I have been struggling to understand the use of size parameter in the gensim.models.Word2Vec

From the Gensim documentation, size is the dimensionality of the vector. Now, as far as my knowledge goes, word2vec creates a vector of the probability of closeness with the other words in the sentence for each word. So, suppose if my vocab size is 30 then how does it create a vector with the dimension greater than 30? Can anyone please brief me on the optimal value of Word2Vec size?

Thank you.

回答1:

size is, as you note, the dimensionality of the vector.

Word2Vec needs large, varied text examples to create its 'dense' embedding vectors per word. (It's the competition between many contrasting examples during training which allows the word-vectors to move to positions that have interesting distances and spatial-relationships with each other.)

If you only have a vocabulary of 30 words, word2vec is unlikely an appropriate technology. And if trying to apply it, you'd want to use a vector size much lower than your vocabulary size – ideally much lower.
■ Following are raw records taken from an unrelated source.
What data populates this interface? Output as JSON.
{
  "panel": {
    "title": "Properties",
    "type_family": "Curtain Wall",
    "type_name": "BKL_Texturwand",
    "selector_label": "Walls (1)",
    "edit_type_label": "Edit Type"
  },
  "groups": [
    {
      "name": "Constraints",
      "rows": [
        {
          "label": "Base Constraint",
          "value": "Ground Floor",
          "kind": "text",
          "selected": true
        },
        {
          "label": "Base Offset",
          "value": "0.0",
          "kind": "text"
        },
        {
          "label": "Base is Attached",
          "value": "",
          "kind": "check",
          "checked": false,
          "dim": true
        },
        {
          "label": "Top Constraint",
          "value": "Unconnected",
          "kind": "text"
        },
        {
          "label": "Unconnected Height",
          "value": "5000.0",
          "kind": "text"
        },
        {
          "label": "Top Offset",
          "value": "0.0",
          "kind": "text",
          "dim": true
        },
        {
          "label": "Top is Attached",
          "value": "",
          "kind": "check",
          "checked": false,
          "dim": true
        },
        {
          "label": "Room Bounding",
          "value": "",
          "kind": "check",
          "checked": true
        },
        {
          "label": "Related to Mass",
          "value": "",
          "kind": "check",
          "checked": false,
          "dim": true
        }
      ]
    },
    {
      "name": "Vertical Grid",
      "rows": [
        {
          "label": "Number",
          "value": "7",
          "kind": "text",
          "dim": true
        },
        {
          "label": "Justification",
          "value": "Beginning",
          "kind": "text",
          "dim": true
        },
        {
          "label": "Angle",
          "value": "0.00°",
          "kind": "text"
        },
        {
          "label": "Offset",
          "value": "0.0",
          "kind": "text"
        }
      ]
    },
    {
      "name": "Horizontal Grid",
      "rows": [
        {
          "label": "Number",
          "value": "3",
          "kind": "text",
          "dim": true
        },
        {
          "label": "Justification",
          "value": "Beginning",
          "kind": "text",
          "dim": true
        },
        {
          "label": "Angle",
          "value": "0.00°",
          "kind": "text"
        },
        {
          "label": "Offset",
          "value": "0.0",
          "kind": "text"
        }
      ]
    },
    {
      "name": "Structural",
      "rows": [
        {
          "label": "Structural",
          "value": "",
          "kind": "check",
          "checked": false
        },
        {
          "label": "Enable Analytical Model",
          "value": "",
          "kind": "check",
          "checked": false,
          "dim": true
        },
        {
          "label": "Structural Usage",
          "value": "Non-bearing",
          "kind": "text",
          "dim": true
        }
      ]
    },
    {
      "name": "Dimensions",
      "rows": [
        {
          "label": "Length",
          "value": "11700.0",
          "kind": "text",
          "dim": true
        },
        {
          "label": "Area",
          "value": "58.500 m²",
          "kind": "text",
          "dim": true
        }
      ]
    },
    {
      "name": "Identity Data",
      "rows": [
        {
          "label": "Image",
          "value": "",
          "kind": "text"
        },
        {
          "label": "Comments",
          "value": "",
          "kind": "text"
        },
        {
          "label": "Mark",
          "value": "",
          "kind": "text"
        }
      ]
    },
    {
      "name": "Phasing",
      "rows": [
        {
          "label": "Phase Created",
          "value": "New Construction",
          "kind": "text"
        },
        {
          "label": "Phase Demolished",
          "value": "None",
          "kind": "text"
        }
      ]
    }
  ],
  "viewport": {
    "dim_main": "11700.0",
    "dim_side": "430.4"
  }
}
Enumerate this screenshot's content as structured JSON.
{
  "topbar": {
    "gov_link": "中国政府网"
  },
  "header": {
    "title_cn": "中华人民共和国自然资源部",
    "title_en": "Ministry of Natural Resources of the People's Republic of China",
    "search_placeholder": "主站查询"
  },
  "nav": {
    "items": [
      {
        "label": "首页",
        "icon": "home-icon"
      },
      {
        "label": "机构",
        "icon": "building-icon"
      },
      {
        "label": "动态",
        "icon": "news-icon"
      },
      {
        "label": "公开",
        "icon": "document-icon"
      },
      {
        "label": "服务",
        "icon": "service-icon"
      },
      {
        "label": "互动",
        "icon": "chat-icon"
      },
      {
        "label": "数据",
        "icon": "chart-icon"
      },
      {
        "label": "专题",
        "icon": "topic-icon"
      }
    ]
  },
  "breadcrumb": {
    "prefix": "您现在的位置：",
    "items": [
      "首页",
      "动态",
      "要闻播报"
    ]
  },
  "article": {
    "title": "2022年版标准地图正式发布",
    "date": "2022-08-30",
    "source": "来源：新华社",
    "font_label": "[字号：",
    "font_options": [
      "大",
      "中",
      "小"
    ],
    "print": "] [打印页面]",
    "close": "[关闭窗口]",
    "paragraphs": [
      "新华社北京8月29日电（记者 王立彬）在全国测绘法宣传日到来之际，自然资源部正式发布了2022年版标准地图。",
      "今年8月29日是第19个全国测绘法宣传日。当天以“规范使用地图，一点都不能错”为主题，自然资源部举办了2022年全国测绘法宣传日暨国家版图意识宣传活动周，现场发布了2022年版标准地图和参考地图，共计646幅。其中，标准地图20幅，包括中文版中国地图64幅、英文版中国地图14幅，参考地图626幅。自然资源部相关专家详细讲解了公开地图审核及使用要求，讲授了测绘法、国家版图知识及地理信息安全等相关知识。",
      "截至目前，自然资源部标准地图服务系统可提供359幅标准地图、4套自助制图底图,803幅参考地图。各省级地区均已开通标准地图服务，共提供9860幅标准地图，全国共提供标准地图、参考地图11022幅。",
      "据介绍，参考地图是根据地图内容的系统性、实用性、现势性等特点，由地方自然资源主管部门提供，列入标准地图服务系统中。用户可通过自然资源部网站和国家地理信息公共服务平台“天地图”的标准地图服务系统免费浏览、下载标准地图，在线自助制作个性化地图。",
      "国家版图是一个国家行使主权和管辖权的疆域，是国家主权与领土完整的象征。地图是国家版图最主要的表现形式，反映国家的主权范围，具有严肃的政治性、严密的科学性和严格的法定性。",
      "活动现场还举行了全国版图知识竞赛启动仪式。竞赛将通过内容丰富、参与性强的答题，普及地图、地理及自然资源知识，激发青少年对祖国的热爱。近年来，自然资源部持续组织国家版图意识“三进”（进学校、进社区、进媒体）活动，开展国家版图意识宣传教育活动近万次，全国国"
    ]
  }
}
For example, texts containing many examples of each of tens-of-thousands of words might justify 100-dimensional word-vectors.

Using a higher dimensionality than vocabulary size would more-or-less guarantee 'overfitting'. The training could tend toward an idiosyncratic vector for each word – essentially like a 'one-hot' encoding – that would perform better than any other encoding, because there's no cross-word interference forced by representing a larger number of words in a smaller number of dimensions.

That'd mean a model that does about as well as possible on the Word2Vec internal nearby-word prediction task – but then awful on other downstream tasks, because there's been no generalizable relative-relations knowledge captured. (The cross-word interference is what the algorithm needs, over many training cycles, to incrementally settle into an arrangement where similar words must be similar in learned weights, and contrasting words different.)